Side Hustles are Overrated

A Google search shows considerable interest in so-called ‘side hustles’. The idea is, it is possible to supplement your income by earning extra money on your own, in addition to a regular job or going school.

Most of the hype surrounding side-hustles is unwarranted, and it’s much harder to be successful than one may be inclined to believe.

A major problem with side-hustles is that the pay is terrible. Driving for Uber, for example, not only is a lot of work and requires following Uber’s terms of service, but the pay works out to less than minimum wage. One of the benefits of a side hustle is you get to specify how much you charge, and there is much more autonomy than a regular job, but many such ‘gig economy’ jobs require forfeiting such autonomy. Same for installing WordPress templates or basic coding work, in which you will be competing with people overseas who can do the work for just a few dollars an hour. Same for writing books and publishing them to Amazon: there is a considerable amount of work and competition involved, high expenses (such as cover design and editing), and thin margins.

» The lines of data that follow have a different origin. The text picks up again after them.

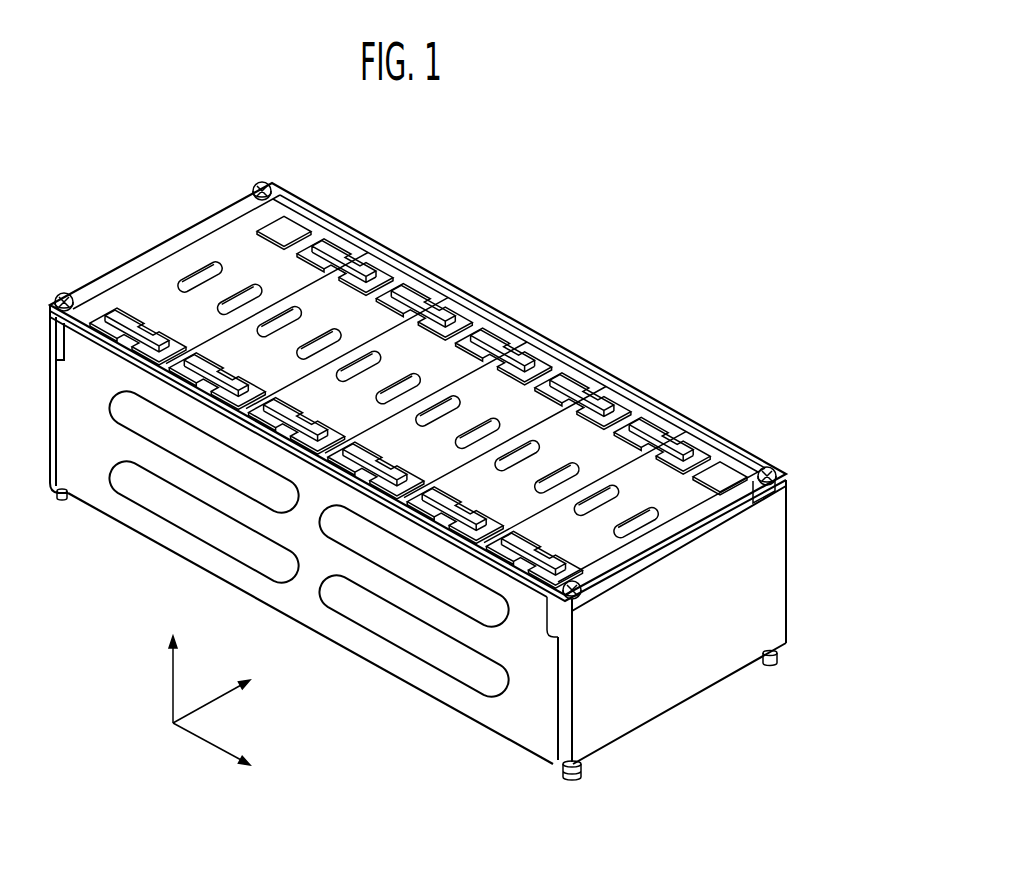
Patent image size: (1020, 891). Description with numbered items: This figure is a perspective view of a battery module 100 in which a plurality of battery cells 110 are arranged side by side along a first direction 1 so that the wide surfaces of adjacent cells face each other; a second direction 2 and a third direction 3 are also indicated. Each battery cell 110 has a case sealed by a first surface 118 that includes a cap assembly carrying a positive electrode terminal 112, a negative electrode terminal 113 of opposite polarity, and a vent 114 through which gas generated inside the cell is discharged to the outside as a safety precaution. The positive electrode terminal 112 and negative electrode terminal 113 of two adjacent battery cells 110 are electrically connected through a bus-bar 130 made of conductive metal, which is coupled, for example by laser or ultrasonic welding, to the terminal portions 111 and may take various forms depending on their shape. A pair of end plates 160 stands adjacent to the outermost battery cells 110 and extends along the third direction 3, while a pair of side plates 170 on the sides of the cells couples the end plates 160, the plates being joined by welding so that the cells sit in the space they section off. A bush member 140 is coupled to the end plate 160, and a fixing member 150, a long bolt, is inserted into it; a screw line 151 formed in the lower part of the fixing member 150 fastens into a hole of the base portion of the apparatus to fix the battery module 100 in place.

The battery module 100 is at (614, 201).
The battery cell 110 is at (518, 400).
The terminal portion 111 is at (720, 381).
The positive electrode terminal 112 is at (726, 462).
The negative electrode terminal 113 is at (683, 448).
The vent 114 is at (637, 527).
The first surface 118 is at (598, 552).
The bus-bar 130 is at (640, 430).
The bush member 140 is at (772, 497).
The fixing member 150 is at (776, 468).
The screw line 151 is at (572, 787).
The end plate 160 is at (160, 250).
The side plate 170 is at (513, 328).
The first direction 1 is at (220, 752).
The second direction 2 is at (173, 665).
The third direction 3 is at (220, 693).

From the post Misconceptions about Student Loans and Student Loan Debt, and How Young People Make Money:

The odds of someone without a degree becoming rich and or successfull, unless they have a high IQ, are pretty slim. That is what the cold, hard data says. Selling books on Amazon, installing WordPress templates, driving an Uber, and other ‘alternatives’ to college as recommended by these pundits, will barely make minimum wage and involve a lot of effort for little pay, and plus you’re competing with low-skilled workers from overseas for many of these freelance jobs. Even Peter Thiels’s fellowship program of paying entrepreneurs $100,000 to dropout of college produced very few successes even though these applicants were chosen by Thiel himself, so they must have had a lot of potential compared to the typical college drop-out.

Another problem is, you will be competing with people who have made your hustle their full-time job. Who do you think is going to be more successful: someone who dabbles in something or someone who does it as a full-time job and has considerably more experience and whose livelihood depends on it? Someone who writes books for a living on Amazon will have such a huge advantage over someone who allocates only a few hours a day to it and has no experience. Even something that seems very simple can have a significant learning curve involved.

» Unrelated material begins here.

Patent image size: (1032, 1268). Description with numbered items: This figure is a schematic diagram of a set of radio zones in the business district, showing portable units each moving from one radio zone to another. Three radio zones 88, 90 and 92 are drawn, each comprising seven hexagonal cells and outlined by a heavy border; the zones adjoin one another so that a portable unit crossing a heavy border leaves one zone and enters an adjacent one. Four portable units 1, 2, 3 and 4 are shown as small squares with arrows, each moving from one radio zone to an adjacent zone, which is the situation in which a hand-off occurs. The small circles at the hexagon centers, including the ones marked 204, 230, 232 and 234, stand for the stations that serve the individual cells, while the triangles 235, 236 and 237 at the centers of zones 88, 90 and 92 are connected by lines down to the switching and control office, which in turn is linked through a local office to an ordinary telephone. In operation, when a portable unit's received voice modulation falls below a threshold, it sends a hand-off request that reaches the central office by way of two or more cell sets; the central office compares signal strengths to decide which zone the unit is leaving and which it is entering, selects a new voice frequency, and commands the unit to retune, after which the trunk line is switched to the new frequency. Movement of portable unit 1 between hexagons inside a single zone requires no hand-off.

To make money on one’s own terms requires mastery and that everything work correctly. As the saying goes, those who cannot do, teach. Someone who is competent can make a living teaching writing or as an English teacher, but only the best can make a living writing best-selling books.

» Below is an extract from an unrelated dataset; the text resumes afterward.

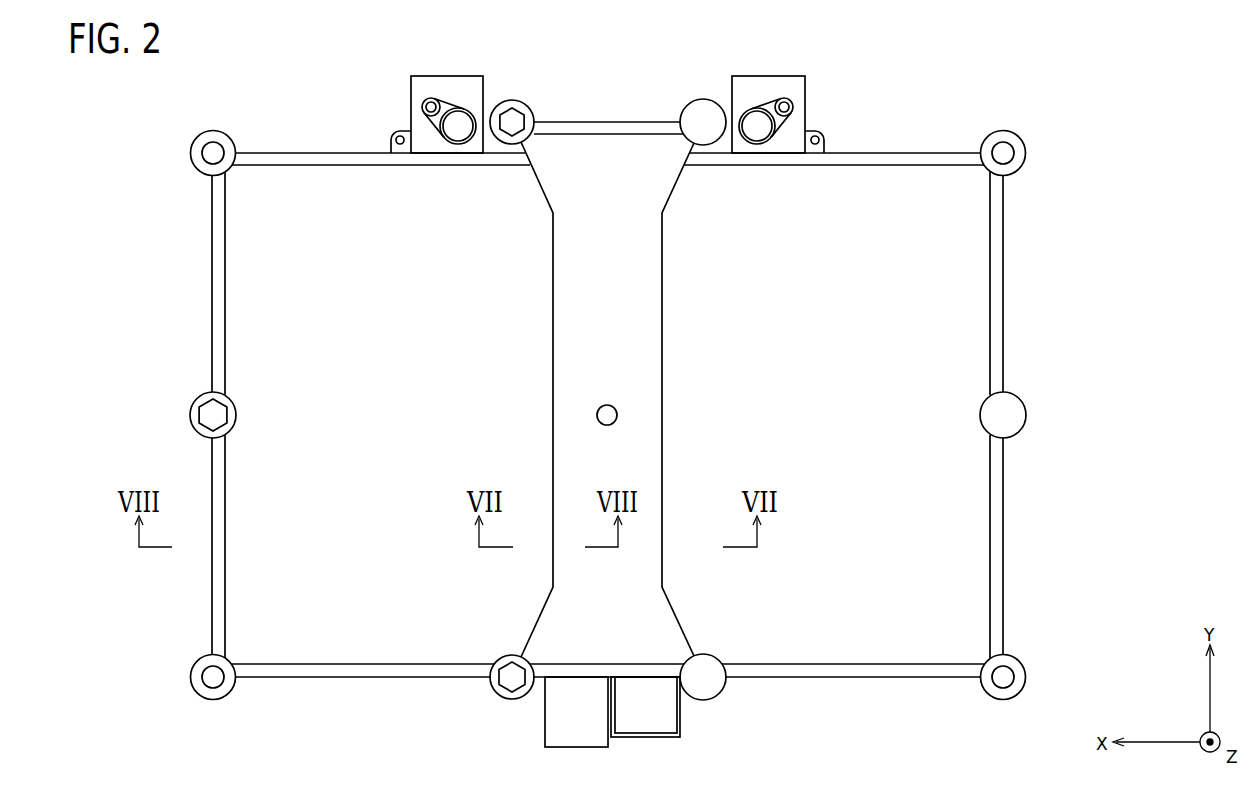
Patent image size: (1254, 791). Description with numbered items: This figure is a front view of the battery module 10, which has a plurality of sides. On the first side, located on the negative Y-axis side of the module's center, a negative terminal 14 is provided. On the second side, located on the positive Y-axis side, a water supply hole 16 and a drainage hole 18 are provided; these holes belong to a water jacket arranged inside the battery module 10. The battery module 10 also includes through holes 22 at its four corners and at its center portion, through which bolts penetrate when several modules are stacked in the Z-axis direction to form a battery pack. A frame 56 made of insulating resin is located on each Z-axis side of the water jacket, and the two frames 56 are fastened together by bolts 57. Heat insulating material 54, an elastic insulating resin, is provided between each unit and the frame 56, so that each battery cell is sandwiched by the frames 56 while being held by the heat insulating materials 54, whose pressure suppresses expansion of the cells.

Airbnb is much more like a side hustle in that one has much more control over the terms and there is less work involved, although obviously the initial costs are higher being that one needs an actual property to rent out. Renting is is one of the closest things to a ‘passive income’ that one can find.

Stock and option trading is perhaps the best ‘hustle’ for those who don’t want to spend hours a day writing books or driving for peanuts on Uber, which is why I am working on my second wealth-creation guide.